Like Piano Man, Streetlife Serenade boasts a distinct '70s California vibe, with banjo and pedal steel coloring the generally laid-back arrangements, but it's also a relatively eclectic affair, with cinematic flourishes and periodic bursts of the bluesy hard-rock bite that would later inform records like 1980's Glass Houses.

It also marks the spot where Joel first vented his ire regarding his occasionally tempestuous relationship with the press and the music industry. This album's single, the middling hit "The Entertainer," is a snide laundry list of rock star gripes (making small talk with suits, dealing with single edits, watching your fortunes rise and fall on the public's fickle whims) tucked behind an up-tempo pop arrangement.

Listen to Billy Joel Perform 'Streetlight Serenader'

"That was kind of the hit," Joel shrugged later. "So, the disc jockeys are saying, 'Okay, first he's the Piano Man and he's bitching about playing in a piano bar, and moaning about his life here. Now, he's got a successful record and he's bitching about being successful!" But as he pointed out in the weeks after the album's release, he didn't really mean it that way. "It's a put-down. Sticking a pin in the balloon of the performer," he insisted. "I'm a composer ... when the entertainer side gets blown out of proportion, if I started to believe all the things I hear about me, I'd be walking around going, 'Hey, I'm a star.'"

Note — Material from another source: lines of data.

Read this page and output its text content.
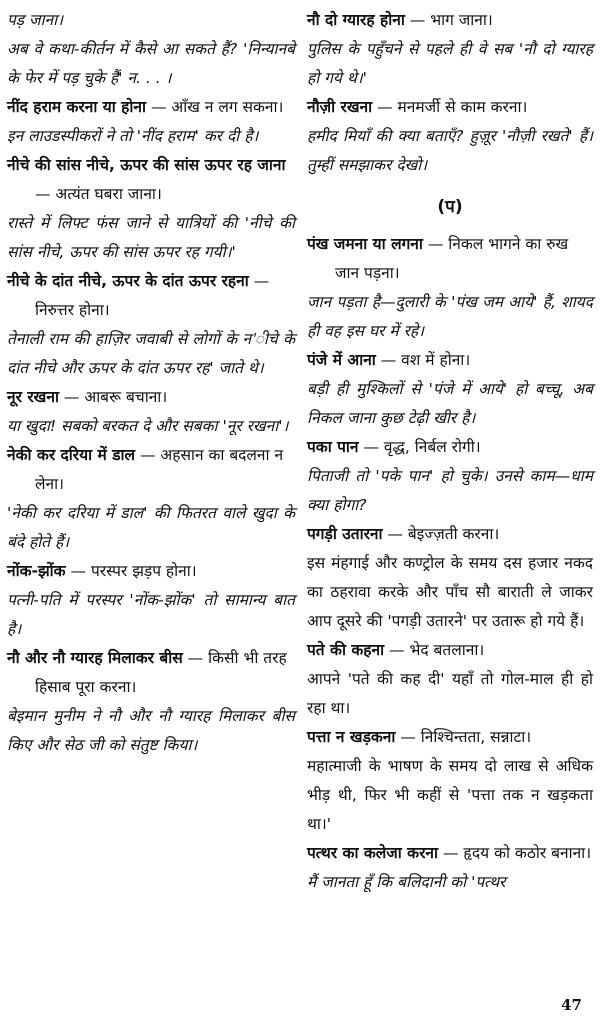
पड़ जाना।

अब वे कथा-कीर्तन में कैसे आ सकते हैं? 'निन्यानबे के फेर में पड़ चुके हैं' न. . . ।

नींद हराम करना या होना — आँख न लग सकना।

इन लाउडस्पीकरों ने तो 'नींद हराम' कर दी है।

नीचे की सांस नीचे, ऊपर की सांस ऊपर रह जाना — अत्यंत घबरा जाना।

रास्ते में लिफ्ट फंस जाने से यात्रियों की 'नीचे की सांस नीचे, ऊपर की सांस ऊपर रह गयी।'

नीचे के दांत नीचे, ऊपर के दांत ऊपर रहना — निरुत्तर होना।

तेनाली राम की हाज़िर जवाबी से लोगों के न'ीचे के दांत नीचे और ऊपर के दांत ऊपर रह' जाते थे।

नूर रखना — आबरू बचाना।

या खुदा! सबको बरकत दे और सबका 'नूर रखना'।

नेकी कर दरिया में डाल — अहसान का बदलना न लेना।

'नेकी कर दरिया में डाल' की फितरत वाले खुदा के बंदे होते हैं।

नोंक-झोंक — परस्पर झड़प होना।

पत्नी-पति में परस्पर 'नोंक-झोंक' तो सामान्य बात है।

नौ और नौ ग्यारह मिलाकर बीस — किसी भी तरह हिसाब पूरा करना।

बेइमान मुनीम ने नौ और नौ ग्यारह मिलाकर बीस किए और सेठ जी को संतुष्ट किया।

नौ दो ग्यारह होना — भाग जाना।

पुलिस के पहुँचने से पहले ही वे सब 'नौ दो ग्यारह हो गये थे।'

नौज़ी रखना — मनमर्जी से काम करना।

हमीद मियाँ की क्या बताएँ? हुज़ूर 'नौज़ी रखते' हैं। तुम्हीं समझाकर देखो।

(प)

पंख जमना या लगना — निकल भागने का रुख जान पड़ना।

जान पड़ता है—दुलारी के 'पंख जम आये' हैं, शायद ही वह इस घर में रहे।

पंजे में आना — वश में होना।

बड़ी ही मुश्किलों से 'पंजे में आये' हो बच्चू, अब निकल जाना कुछ टेढ़ी खीर है।

पका पान — वृद्ध, निर्बल रोगी।

पिताजी तो 'पके पान' हो चुके। उनसे काम—धाम क्या होगा?

पगड़ी उतारना — बेइज्ज़ती करना।

इस मंहगाई और कण्ट्रोल के समय दस हजार नकद का ठहरावा करके और पाँच सौ बाराती ले जाकर आप दूसरे की 'पगड़ी उतारने' पर उतारू हो गये हैं।

पते की कहना — भेद बतलाना।

आपने 'पते की कह दी' यहाँ तो गोल-माल ही हो रहा था।

पत्ता न खड़कना — निश्चिन्तता, सन्नाटा।

महात्माजी के भाषण के समय दो लाख से अधिक भीड़ थी, फिर भी कहीं से 'पत्ता तक न खड़कता था।'

पत्थर का कलेजा करना — हृदय को कठोर बनाना।

मैं जानता हूँ कि बलिदानी को 'पत्थर

47
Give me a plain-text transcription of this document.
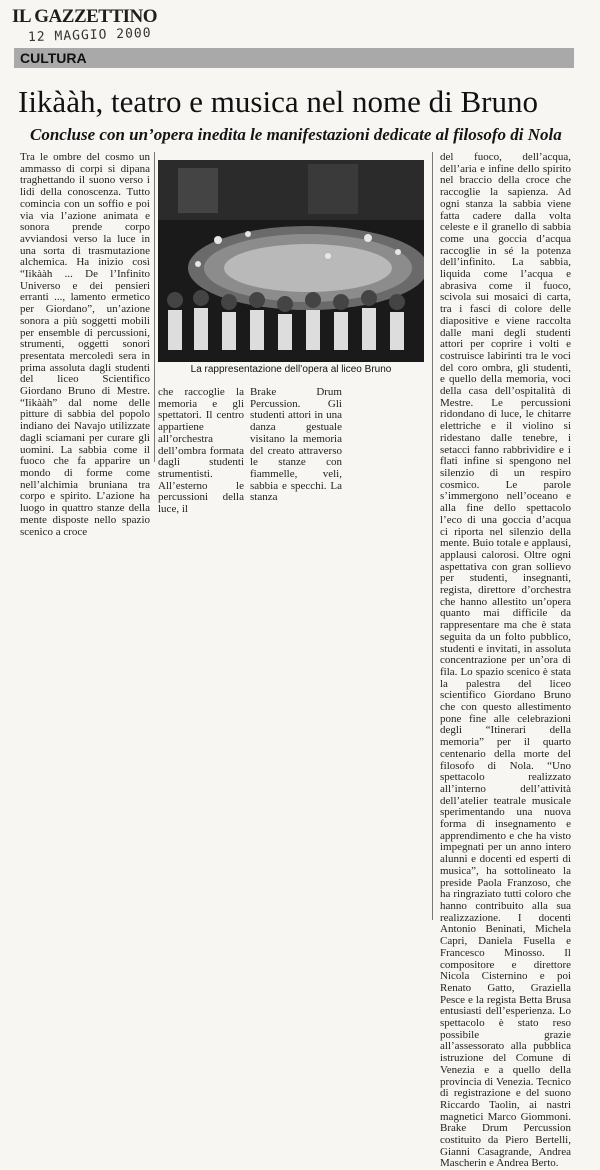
IL GAZZETTINO
12 MAGGIO 2000
CULTURA
Iikààh, teatro e musica nel nome di Bruno
Concluse con un’opera inedita le manifestazioni dedicate al filosofo di Nola
Tra le ombre del cosmo un ammasso di corpi si dipana traghettando il suono verso i lidi della conoscenza. Tutto comincia con un soffio e poi via via l’azione animata e sonora prende corpo avviandosi verso la luce in una sorta di trasmutazione alchemica. Ha inizio così “Iikààh ... De l’Infinito Universo e dei pensieri erranti ..., lamento ermetico per Giordano”, un’azione sonora a più soggetti mobili per ensemble di percussioni, strumenti, oggetti sonori presentata mercoledì sera in prima assoluta dagli studenti del liceo Scientifico Giordano Bruno di Mestre. “Iikààh” dal nome delle pitture di sabbia del popolo indiano dei Navajo utilizzate dagli sciamani per curare gli uomini. La sabbia come il fuoco che fa apparire un mondo di forme come nell’alchimia bruniana tra corpo e spirito. L’azione ha luogo in quattro stanze della mente disposte nello spazio scenico a croce
La rappresentazione dell’opera al liceo Bruno
che raccoglie la memoria e gli spettatori. Il centro appartiene all’orchestra dell’ombra formata dagli studenti strumentisti. All’esterno le percussioni della luce, il
Brake Drum Percussion. Gli studenti attori in una danza gestuale visitano la memoria del creato attraverso le stanze con fiammelle, veli, sabbia e specchi. La stanza
del fuoco, dell’acqua, dell’aria e infine dello spirito nel braccio della croce che raccoglie la sapienza. Ad ogni stanza la sabbia viene fatta cadere dalla volta celeste e il granello di sabbia come una goccia d’acqua raccoglie in sé la potenza dell’infinito. La sabbia, liquida come l’acqua e abrasiva come il fuoco, scivola sui mosaici di carta, tra i fasci di colore delle diapositive e viene raccolta dalle mani degli studenti attori per coprire i volti e costruisce labirinti tra le voci del coro ombra, gli studenti, e quello della memoria, voci della casa dell’ospitalità di Mestre. Le percussioni ridondano di luce, le chitarre elettriche e il violino si ridestano dalle tenebre, i setacci fanno rabbrividire e i flati infine si spengono nel silenzio di un respiro cosmico. Le parole s’immergono nell’oceano e alla fine dello spettacolo l’eco di una goccia d’acqua ci riporta nel silenzio della mente. Buio totale e applausi, applausi calorosi. Oltre ogni aspettativa con gran sollievo per studenti, insegnanti, regista, direttore d’orchestra che hanno allestito un’opera quanto mai difficile da rappresentare ma che è stata seguita da un folto pubblico, studenti e invitati, in assoluta concentrazione per un’ora di fila. Lo spazio scenico è stata la palestra del liceo scientifico Giordano Bruno che con questo allestimento pone fine alle celebrazioni degli “Itinerari della memoria” per il quarto centenario della morte del filosofo di Nola. “Uno spettacolo realizzato all’interno dell’attività dell’atelier teatrale musicale sperimentando una nuova forma di insegnamento e apprendimento e che ha visto impegnati per un anno intero alunni e docenti ed esperti di musica”, ha sottolineato la preside Paola Franzoso, che ha ringraziato tutti coloro che hanno contribuito alla sua realizzazione. I docenti Antonio Beninati, Michela Capri, Daniela Fusella e Francesco Minosso. Il compositore e direttore Nicola Cisternino e poi Renato Gatto, Graziella Pesce e la regista Betta Brusa entusiasti dell’esperienza. Lo spettacolo è stato reso possibile grazie all’assessorato alla pubblica istruzione del Comune di Venezia e a quello della provincia di Venezia. Tecnico di registrazione e del suono Riccardo Taolin, ai nastri magnetici Marco Giommoni. Brake Drum Percussion costituito da Piero Bertelli, Gianni Casagrande, Andrea Mascherin e Andrea Berto.
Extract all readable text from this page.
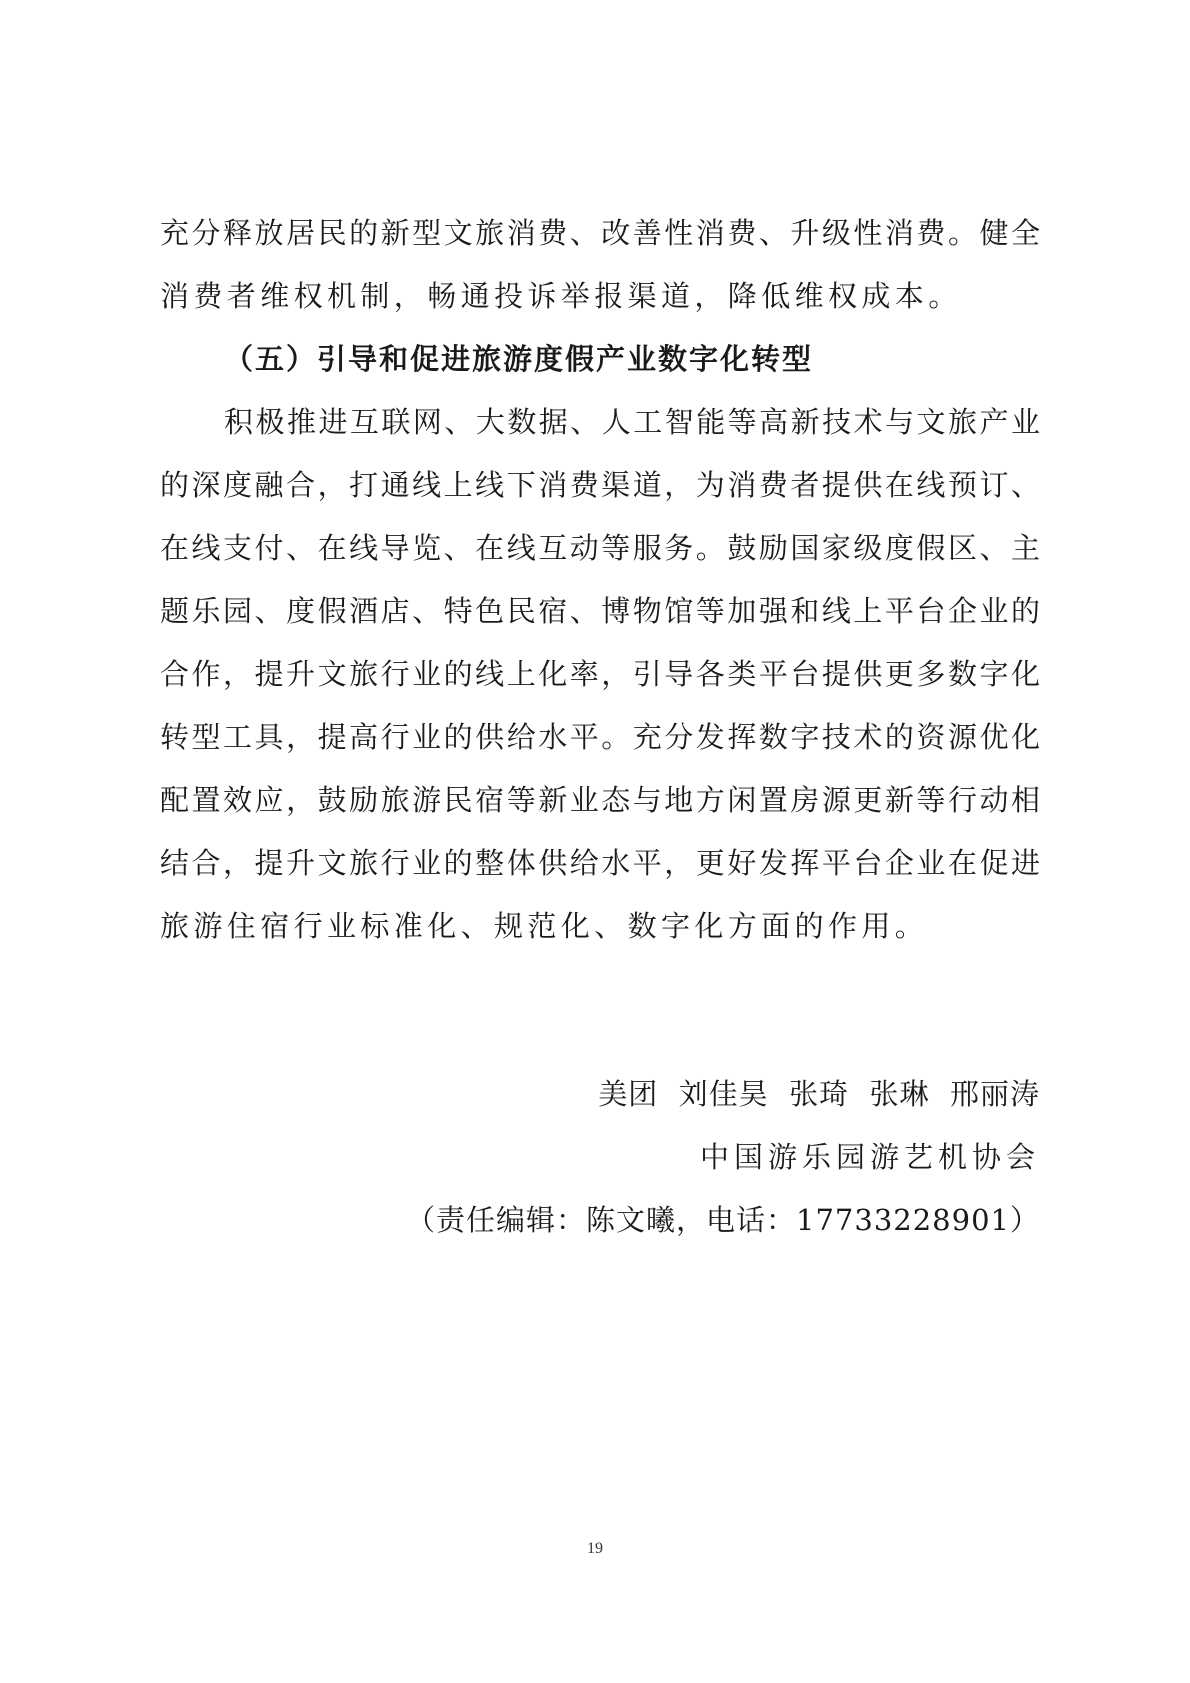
充分释放居民的新型文旅消费、改善性消费、升级性消费。健全
消费者维权机制，畅通投诉举报渠道，降低维权成本。
（五）引导和促进旅游度假产业数字化转型
积极推进互联网、大数据、人工智能等高新技术与文旅产业
的深度融合，打通线上线下消费渠道，为消费者提供在线预订、
在线支付、在线导览、在线互动等服务。鼓励国家级度假区、主
题乐园、度假酒店、特色民宿、博物馆等加强和线上平台企业的
合作，提升文旅行业的线上化率，引导各类平台提供更多数字化
转型工具，提高行业的供给水平。充分发挥数字技术的资源优化
配置效应，鼓励旅游民宿等新业态与地方闲置房源更新等行动相
结合，提升文旅行业的整体供给水平，更好发挥平台企业在促进
旅游住宿行业标准化、规范化、数字化方面的作用。
美团  刘佳昊  张琦  张琳  邢丽涛
中国游乐园游艺机协会
（责任编辑：陈文曦，电话：17733228901）
19
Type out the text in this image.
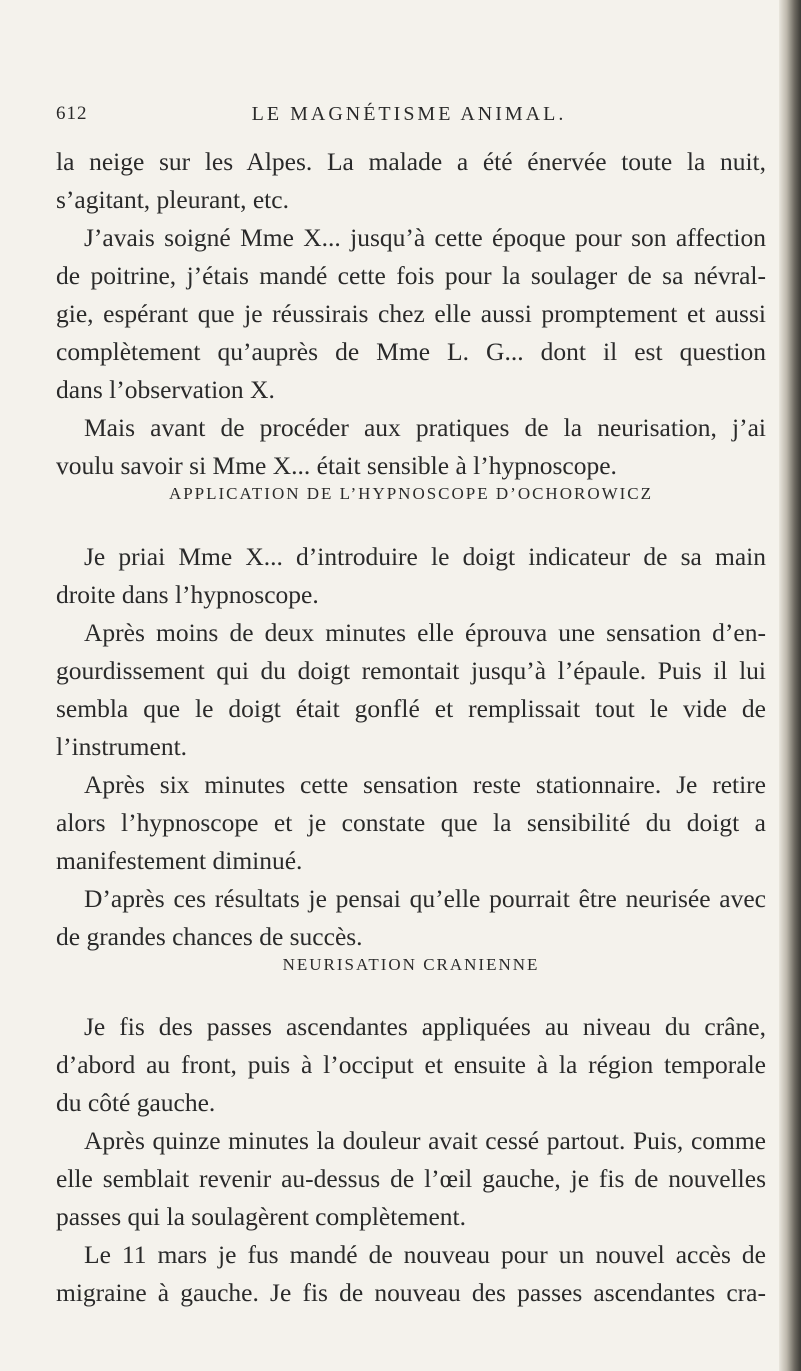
612	LE MAGNÉTISME ANIMAL.
la neige sur les Alpes. La malade a été énervée toute la nuit,
s’agitant, pleurant, etc.
J’avais soigné Mme X... jusqu’à cette époque pour son affection
de poitrine, j’étais mandé cette fois pour la soulager de sa névral-
gie, espérant que je réussirais chez elle aussi promptement et aussi
complètement qu’auprès de Mme L. G... dont il est question
dans l’observation X.
Mais avant de procéder aux pratiques de la neurisation, j’ai
voulu savoir si Mme X... était sensible à l’hypnoscope.
APPLICATION DE L’HYPNOSCOPE D’OCHOROWICZ
Je priai Mme X... d’introduire le doigt indicateur de sa main
droite dans l’hypnoscope.
Après moins de deux minutes elle éprouva une sensation d’en-
gourdissement qui du doigt remontait jusqu’à l’épaule. Puis il lui
sembla que le doigt était gonflé et remplissait tout le vide de
l’instrument.
Après six minutes cette sensation reste stationnaire. Je retire
alors l’hypnoscope et je constate que la sensibilité du doigt a
manifestement diminué.
D’après ces résultats je pensai qu’elle pourrait être neurisée avec
de grandes chances de succès.
NEURISATION CRANIENNE
Je fis des passes ascendantes appliquées au niveau du crâne,
d’abord au front, puis à l’occiput et ensuite à la région temporale
du côté gauche.
Après quinze minutes la douleur avait cessé partout. Puis, comme
elle semblait revenir au-dessus de l’œil gauche, je fis de nouvelles
passes qui la soulagèrent complètement.
Le 11 mars je fus mandé de nouveau pour un nouvel accès de
migraine à gauche. Je fis de nouveau des passes ascendantes cra-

Neither "The Entertainer" nor Streetlife Serenade made much of an impact in terms of sales, both stalling just inside the Top 40 and keeping Joel's career in the same holding pattern he'd remain stuck in for 1976's self-produced Turnstiles, which fared even worse on the charts. Much of his work from this period was later swept aside during the frenzy that followed The Stranger, and the typically self-deprecating Joel has occasionally seemed to regard those less successful albums as the musical equivalent of embarrassing old pictures.

For the casual fan who may have missed out all these years, however, these songs are well worth a listen. Billy Joel may have been a work in progress at the time, but the difference between struggling artist and Grammy-winning star was more of an incremental shift than a quantum leap, and on Streetlife Serenade, you can hear those pieces starting to fall into place.